Yes they exist locally, ie they can be opened in vscode and are valid symlinks to files in the dvc cache.

dvc status is showing as deleted. This happened around the time I updated dvc (via apt) to the latest version, and added a stage to my dvc.yaml. Originally I only had one stage producing models/model.pt, models/text_transform.pt and models/index_to_name.json. I then added preceding stage to create models/tokenizer.json and models/char_tokenizer.json in the same folder)

> dvc data status --granular --untracked-files --unchanged -vv

...
DVC committed changes:
  (git commit the corresponding dvc files to update the repo)
        deleted: models/model.pt
        deleted: models/tokenizer.json
        deleted: models/char_tokenizer.json
        deleted: models/text_transform.pt
        deleted: models/index_to_name.json

DVC unchanged files:
   ...
> dvc doctor

DVC version: 2.44.0 (deb)
-------------------------
Platform: Python 3.10.8 on Linux-5.15.0-60-generic-x86_64-with-glibc2.35
Subprojects:

Supports:
        azure (adlfs = 2023.1.0, knack = 0.10.1, azure-identity = 1.12.0),
        gdrive (pydrive2 = 1.15.0),
        gs (gcsfs = 2023.1.0),
        hdfs (fsspec = 2023.1.0, pyarrow = 11.0.0),
        http (aiohttp = 3.8.3, aiohttp-retry = 2.8.3),
        https (aiohttp = 3.8.3, aiohttp-retry = 2.8.3),
        oss (ossfs = 2021.8.0),
        s3 (s3fs = 2023.1.0, boto3 = 1.24.59),
        ssh (sshfs = 2023.1.0),
        webdav (webdav4 = 0.9.8),
        webdavs (webdav4 = 0.9.8),
        webhdfs (fsspec = 2023.1.0)
Cache types: hardlink, symlink
Cache directory: ext4 on /dev/nvme0n1p2
Caches: local
Remotes: s3
Workspace directory: ext4 on /dev/nvme0n1p2
Repo: dvc, git

Also on my second machine, I did a git sync and then dvc pull, it’s now showing the same thing, i.e.

$ dvc pull

M data/datasets/examples/
A models/tokenizer.json
A models/char_tokenizer.json
A models/model.pt
A models/text_transform.pt
A models/index_to_name.json
A models/checkpoints/
D plots/
D models/

Of note is it pulled the latest model files (they’re now on the local machine, in particular, the tokenizer files were never on this machine as I only just added that stage) but then marked them as deleted. Note: deletion of plots is correct - I did remove that folder on the other machine.

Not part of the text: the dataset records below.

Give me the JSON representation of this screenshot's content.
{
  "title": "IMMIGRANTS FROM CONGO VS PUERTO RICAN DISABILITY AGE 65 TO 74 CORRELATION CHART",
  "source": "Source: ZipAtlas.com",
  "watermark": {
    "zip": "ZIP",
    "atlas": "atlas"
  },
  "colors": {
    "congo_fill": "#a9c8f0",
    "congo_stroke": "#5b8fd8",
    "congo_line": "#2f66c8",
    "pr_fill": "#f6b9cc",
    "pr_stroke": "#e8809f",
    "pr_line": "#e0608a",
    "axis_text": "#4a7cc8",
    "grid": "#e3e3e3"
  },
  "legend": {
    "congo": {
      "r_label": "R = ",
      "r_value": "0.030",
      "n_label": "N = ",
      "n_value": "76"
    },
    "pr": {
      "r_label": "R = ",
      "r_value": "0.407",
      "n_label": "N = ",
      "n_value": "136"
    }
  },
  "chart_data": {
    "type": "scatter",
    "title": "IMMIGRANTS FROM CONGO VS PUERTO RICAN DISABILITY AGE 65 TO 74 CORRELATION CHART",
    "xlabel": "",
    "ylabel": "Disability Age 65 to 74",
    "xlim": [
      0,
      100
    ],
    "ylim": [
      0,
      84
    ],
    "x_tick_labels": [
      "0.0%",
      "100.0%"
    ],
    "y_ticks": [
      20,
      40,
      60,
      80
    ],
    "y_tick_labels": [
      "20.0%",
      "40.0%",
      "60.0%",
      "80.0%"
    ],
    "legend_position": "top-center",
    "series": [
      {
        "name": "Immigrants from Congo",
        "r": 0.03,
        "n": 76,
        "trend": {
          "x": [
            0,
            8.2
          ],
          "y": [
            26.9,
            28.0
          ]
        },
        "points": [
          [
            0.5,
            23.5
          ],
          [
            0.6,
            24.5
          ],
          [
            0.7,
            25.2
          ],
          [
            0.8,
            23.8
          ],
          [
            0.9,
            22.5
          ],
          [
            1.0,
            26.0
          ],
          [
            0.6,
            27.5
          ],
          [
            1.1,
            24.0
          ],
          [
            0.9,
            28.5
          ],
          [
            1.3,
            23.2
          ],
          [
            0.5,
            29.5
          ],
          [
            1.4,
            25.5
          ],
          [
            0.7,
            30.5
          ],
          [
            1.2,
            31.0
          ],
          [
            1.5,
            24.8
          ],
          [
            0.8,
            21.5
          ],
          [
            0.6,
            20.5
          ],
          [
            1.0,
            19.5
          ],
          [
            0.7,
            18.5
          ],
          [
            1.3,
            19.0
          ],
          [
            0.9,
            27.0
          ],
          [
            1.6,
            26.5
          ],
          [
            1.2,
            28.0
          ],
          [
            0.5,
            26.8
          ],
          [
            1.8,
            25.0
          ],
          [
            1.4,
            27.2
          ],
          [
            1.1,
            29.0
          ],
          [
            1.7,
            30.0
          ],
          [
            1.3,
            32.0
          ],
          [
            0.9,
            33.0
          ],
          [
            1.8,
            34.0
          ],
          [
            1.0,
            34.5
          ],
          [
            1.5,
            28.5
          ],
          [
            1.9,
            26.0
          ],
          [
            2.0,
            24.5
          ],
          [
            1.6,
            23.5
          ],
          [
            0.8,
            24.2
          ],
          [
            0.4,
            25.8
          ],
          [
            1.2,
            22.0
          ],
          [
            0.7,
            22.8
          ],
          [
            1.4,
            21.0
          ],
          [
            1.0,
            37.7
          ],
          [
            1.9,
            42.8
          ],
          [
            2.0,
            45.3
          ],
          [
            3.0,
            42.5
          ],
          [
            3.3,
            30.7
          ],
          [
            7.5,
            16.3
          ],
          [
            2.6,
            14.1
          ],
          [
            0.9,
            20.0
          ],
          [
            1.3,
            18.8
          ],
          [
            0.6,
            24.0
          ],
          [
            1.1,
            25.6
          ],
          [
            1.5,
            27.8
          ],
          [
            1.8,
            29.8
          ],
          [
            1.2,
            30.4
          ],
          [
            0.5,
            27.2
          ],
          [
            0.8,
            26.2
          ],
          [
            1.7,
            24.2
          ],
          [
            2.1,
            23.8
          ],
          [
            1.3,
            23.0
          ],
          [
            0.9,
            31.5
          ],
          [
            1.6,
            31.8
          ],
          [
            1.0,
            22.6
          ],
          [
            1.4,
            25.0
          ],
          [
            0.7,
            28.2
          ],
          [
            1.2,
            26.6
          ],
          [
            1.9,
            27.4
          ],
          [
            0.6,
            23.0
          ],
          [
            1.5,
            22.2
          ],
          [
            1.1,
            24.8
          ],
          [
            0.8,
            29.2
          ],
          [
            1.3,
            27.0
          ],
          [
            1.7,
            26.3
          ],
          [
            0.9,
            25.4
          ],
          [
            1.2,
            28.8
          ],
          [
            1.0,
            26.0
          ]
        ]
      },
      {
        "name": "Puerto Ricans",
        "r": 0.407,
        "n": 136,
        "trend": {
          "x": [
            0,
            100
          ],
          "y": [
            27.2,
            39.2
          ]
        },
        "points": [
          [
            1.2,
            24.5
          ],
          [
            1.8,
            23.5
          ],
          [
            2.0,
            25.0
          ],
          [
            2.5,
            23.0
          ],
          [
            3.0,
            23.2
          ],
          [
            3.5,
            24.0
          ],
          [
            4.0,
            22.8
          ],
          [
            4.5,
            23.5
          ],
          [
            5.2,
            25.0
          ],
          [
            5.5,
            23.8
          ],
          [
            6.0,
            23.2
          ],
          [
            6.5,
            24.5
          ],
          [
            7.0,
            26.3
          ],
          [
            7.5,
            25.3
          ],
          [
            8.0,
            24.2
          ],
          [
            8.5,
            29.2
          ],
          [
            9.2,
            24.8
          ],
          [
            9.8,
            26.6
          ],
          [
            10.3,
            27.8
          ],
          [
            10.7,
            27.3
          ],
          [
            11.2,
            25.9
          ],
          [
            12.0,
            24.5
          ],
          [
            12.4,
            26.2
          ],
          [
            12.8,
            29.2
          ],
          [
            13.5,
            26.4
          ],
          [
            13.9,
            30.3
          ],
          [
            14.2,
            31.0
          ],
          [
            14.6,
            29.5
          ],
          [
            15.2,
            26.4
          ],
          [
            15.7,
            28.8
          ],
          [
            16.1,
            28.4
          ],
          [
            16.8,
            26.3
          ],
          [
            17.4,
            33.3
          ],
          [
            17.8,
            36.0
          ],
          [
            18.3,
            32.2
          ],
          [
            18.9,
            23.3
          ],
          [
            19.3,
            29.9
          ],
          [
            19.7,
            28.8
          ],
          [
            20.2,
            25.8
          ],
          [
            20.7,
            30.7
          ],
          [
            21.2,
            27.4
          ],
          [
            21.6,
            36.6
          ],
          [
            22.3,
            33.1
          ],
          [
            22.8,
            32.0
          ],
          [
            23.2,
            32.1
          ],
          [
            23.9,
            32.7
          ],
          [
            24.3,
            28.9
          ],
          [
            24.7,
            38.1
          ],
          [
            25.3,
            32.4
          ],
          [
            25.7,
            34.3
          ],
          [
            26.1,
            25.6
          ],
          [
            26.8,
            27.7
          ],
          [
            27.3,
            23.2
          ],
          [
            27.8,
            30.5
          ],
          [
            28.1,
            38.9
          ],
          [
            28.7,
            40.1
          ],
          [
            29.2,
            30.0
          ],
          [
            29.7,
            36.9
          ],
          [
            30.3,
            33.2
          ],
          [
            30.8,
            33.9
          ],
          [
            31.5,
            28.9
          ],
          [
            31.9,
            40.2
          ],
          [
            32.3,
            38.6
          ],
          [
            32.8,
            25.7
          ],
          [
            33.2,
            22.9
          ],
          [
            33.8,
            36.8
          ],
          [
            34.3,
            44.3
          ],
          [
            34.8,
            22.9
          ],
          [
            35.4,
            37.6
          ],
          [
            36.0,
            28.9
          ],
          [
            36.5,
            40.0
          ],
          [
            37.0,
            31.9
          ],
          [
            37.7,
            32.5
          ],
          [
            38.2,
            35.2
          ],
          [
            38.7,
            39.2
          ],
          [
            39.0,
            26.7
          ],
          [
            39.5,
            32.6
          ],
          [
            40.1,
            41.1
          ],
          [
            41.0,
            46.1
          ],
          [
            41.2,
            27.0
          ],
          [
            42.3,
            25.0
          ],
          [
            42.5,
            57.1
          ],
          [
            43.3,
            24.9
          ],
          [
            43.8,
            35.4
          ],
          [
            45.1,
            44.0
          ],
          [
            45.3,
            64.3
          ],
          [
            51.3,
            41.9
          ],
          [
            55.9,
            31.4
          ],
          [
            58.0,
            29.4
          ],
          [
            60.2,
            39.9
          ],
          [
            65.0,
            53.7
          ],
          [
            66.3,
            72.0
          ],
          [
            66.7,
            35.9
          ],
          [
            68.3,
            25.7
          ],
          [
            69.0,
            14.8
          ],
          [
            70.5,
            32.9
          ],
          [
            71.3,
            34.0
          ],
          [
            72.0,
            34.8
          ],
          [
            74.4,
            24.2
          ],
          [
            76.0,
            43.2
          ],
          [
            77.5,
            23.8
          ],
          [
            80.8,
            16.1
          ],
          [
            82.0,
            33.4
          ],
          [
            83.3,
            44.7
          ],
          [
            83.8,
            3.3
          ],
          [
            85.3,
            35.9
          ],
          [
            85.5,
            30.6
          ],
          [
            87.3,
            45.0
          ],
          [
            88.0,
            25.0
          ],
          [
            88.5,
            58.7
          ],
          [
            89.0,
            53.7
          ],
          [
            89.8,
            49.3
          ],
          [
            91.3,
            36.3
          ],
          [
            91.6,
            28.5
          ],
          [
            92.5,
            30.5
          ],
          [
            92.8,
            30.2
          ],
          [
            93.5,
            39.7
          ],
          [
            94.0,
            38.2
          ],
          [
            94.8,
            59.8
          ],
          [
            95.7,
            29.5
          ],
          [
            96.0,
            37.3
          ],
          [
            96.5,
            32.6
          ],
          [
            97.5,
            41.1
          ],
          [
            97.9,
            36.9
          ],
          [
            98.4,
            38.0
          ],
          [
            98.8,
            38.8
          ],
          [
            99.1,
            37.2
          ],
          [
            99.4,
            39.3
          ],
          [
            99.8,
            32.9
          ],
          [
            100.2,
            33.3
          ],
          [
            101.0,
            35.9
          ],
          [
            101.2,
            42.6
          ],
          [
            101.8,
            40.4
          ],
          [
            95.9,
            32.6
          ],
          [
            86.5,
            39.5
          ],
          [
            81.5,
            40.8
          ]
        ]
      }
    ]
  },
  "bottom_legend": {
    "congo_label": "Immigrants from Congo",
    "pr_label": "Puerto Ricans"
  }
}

I’m not sure how these files are tracked. They’re model artifacts, there are no models.dvc file like the input dataset etc.

Where are they tracked? Are those tracked in .dvc files or dvc.yaml/dvc.lock file? This may happen if .dvc or dvc.lock files are deleted. Is that the case?

What does git status show?

These files are not tracked by a .dvc file, they’re in the dvc.yaml /dvc.lock file.

One thing I noticed is when I tried to commit these files it says "ERROR: failed to commit - unable to commit changed stage: ‘train’.

When I use the force option I noticed that it’s modified one of the deps for the train stage, specifically the folder that contains a python package.

- path: src/multiclass_classifier
  md5: 6e7721a0f99f31a34f8ff87509039e37.dir
  size: 53640
  nfiles: 39

- path: src/multiclass_classifier
  md5: d81406ab21bfec100d1669268bc31122.dir
  size: 52541
  nfiles: 38

I’m not sure what file(s) have changed - it doesn’t seem to be a source file or I git would show a change.

Is there a better way of setting a stage dependency to a package (installed using pip -e .)?

Also I decided to recreate my dvc.ymal' file using dvc stage add

One thing I noticed was when I tried to recreate the first stage

$ dvc stage add -n tokenizer -d data/datasets/raw/dataset.csv -p tokenizer.dataset -p tokenizer.vocab_size -o models/tokenizer.json -o models/char_tokenizer.json src/scripts/tokenizer.py

ERROR: Output(s) outside of DVC project: models/tokenizer.json, models/char_tokenizer.json. See <https://dvc.org/doc/user-guide/managing-external-data> for more info.

I ended up creating a new folder called model instead. I then got warned that metrics.json couldn’t be added to the train stage as it was tracked by git. I fixed this.

I’m still seeing messages that files are deleted - it’s not the same files now. It’s the outputs from stage 1 (which are dependencies of stage 2). All of these files are being saved into the same folder (models).

It’s also now reporting that metrics.json is deleted

I decided to start again, I removed the .dvc folder and created a new s3 bucket for the remote and re-initialised the repo and ran dvc add again.

I did notice that at least one .dvc file changed when I ran dvc add - implying that they were somehow out of sync. In particular, the actual number of tracked files changed when I ran dvc add and compared the old and new .dvc file

Seems to be working now